TOPEKA, Kan. — Kansas became the first state Tuesday to ban a common second-trimester abortion procedure that critics describe as dismembering a fetus.

Republican Gov. Sam Brownback, a strong abortion opponent, signed a bill imposing the ban, and the new law takes effect July 1. He and the National Right to Life Committee, which drafted the measure, said they hope Kansas’ example spurs other states to enact such laws. Already, the measure also has been introduced in Missouri, Oklahoma and South Carolina.

“This law has the power to transform the landscape of abortion policy in the United States,” committee president Carol Tobias said in a statement.

Two abortion rights groups that operate Kansas clinics with abortion services, Trust Women and Planned Parenthood of Kansas and Mid-Missouri, said they’re considering challenging the new law in court.

“We will become a bellwether for future introductions of this bill in the states,” said Laura McQuade, president and CEO of the Planned Parenthood chapter.

Abortion rights supporters say the law, which bans the dilation and evacuation procedure and redefines it as “dismemberment,” could be vulnerable to a lawsuit because it bans some abortions before a fetus can survive outside the womb and contains no mental health exception for the mother.

A Delaware-based law professor said U.S. Supreme Court precedents over the past 15 years suggest the Kansas law wouldn’t survive a challenge but added that the justices may revise past stances.

Under the law, the procedure is banned except when necessary to save a woman’s life or prevent irreversible damage to her physical health. Doctors cannot use forceps, clamps, scissors or similar instruments on a fetus to remove it from the womb in pieces.

Anti-abortion groups are confident the new law will withstand a legal challenge, based on a U.S. Supreme Court ruling in 2007 in which it upheld a federal ban on a late-term procedure described by abortion opponents as “partial-birth abortion.”

But in that ruling, the court’s 5-4 majority rejected an argument that the federal law would have banned the more common dilation and evacuation procedure described by the Kansas law, according to Widener University law professor John Culhane.

“If it was so obvious that it wouldn’t run afoul of the court, you would have seen a law like this sooner,” he said.

Brownback signed the bill in a private ceremony at his official residence; his office said he would re-enact it at multiple public events later this month.
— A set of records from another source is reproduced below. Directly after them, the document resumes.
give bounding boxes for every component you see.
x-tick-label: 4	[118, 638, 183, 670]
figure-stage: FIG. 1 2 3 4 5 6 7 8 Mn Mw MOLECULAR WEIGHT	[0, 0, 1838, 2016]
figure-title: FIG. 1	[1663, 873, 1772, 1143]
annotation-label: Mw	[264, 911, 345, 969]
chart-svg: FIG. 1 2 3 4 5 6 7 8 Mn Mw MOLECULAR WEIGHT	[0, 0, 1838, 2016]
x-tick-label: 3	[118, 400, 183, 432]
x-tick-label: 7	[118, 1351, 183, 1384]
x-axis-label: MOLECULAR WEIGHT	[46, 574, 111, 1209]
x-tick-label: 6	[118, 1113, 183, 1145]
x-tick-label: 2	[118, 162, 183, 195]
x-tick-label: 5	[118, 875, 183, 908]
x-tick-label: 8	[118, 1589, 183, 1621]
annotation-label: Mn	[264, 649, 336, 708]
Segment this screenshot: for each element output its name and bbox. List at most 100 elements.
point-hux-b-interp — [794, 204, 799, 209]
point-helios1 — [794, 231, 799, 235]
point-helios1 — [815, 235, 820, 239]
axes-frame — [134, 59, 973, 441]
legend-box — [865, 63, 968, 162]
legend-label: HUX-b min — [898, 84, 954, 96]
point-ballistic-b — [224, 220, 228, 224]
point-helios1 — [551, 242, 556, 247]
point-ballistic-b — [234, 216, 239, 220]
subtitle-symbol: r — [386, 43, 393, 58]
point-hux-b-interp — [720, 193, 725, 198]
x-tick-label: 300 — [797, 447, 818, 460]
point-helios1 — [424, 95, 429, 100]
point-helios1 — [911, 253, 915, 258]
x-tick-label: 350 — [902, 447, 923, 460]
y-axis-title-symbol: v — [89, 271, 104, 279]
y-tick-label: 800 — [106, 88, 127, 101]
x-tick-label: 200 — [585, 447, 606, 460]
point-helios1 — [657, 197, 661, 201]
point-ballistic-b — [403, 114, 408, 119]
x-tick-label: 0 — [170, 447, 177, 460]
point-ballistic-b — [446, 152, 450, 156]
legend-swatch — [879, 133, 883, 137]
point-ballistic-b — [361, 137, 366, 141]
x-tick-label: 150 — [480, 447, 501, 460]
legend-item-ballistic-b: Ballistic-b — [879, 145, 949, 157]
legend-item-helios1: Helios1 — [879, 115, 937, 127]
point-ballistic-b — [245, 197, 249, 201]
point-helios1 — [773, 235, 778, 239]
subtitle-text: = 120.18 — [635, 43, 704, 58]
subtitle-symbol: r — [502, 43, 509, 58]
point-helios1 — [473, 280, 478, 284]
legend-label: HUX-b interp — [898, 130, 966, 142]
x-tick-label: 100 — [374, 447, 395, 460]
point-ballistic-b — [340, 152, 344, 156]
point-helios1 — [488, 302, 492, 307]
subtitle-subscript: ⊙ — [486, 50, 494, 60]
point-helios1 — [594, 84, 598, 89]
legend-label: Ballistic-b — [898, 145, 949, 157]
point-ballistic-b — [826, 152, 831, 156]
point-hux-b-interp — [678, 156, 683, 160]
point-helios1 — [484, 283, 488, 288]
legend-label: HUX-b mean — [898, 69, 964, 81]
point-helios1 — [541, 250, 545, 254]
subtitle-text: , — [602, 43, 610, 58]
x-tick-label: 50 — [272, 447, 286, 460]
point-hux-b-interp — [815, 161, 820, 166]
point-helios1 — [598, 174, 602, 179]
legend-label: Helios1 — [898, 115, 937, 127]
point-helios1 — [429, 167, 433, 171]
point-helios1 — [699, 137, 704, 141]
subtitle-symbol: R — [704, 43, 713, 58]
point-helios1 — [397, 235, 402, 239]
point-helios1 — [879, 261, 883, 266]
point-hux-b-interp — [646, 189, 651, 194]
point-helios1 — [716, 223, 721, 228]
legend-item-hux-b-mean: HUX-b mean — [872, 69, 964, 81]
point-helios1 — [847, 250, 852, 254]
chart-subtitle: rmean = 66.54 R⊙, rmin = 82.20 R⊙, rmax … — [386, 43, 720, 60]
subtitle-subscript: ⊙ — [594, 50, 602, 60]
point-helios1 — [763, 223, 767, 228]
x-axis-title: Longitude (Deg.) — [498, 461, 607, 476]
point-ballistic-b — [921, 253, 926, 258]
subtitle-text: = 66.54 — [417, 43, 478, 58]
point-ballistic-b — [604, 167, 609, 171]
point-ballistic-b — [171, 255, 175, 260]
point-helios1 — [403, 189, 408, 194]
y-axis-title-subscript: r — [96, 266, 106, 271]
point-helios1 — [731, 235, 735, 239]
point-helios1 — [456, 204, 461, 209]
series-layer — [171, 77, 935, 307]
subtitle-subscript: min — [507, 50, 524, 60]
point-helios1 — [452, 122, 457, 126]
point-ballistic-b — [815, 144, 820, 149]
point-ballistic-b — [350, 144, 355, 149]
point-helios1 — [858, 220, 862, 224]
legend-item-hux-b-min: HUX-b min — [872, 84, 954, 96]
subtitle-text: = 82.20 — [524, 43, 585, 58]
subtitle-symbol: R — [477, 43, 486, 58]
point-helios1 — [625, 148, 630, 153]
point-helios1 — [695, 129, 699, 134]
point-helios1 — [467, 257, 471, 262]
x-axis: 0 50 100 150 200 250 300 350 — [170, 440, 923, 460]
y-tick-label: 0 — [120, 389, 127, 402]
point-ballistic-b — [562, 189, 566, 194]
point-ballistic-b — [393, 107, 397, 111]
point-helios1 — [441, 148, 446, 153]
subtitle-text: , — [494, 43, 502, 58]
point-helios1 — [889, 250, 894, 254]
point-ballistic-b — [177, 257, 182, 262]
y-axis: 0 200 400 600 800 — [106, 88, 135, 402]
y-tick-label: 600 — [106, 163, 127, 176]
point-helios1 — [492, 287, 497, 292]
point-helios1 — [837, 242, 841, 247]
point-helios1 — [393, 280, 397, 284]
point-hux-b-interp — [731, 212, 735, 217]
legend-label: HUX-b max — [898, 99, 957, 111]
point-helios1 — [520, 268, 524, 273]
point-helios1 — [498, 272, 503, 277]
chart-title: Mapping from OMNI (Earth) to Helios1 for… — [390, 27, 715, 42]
A photo from Tuesday’s ceremony tweeted by the governor’s office showed Brownback flanked by anti-abortion leaders and two large photos of fetuses.

Abortion rights supporters said the procedure is often the safest for women seeking to terminate pregnancies during the second trimester. It accounted for about 9 percent of abortions last year in Kansas, where most pregnancies are terminated in the first trimester and the state already bans most abortions at or after the 22nd week.

Brownback spokeswoman Eileen Hawley called it “a horrific procedure.” But Julie Burkhart, founder and CEO of Trust Women, said in a statement that the new law is “dangerous” and “dictates to qualified physicians how they can practice medicine and treat their patients.”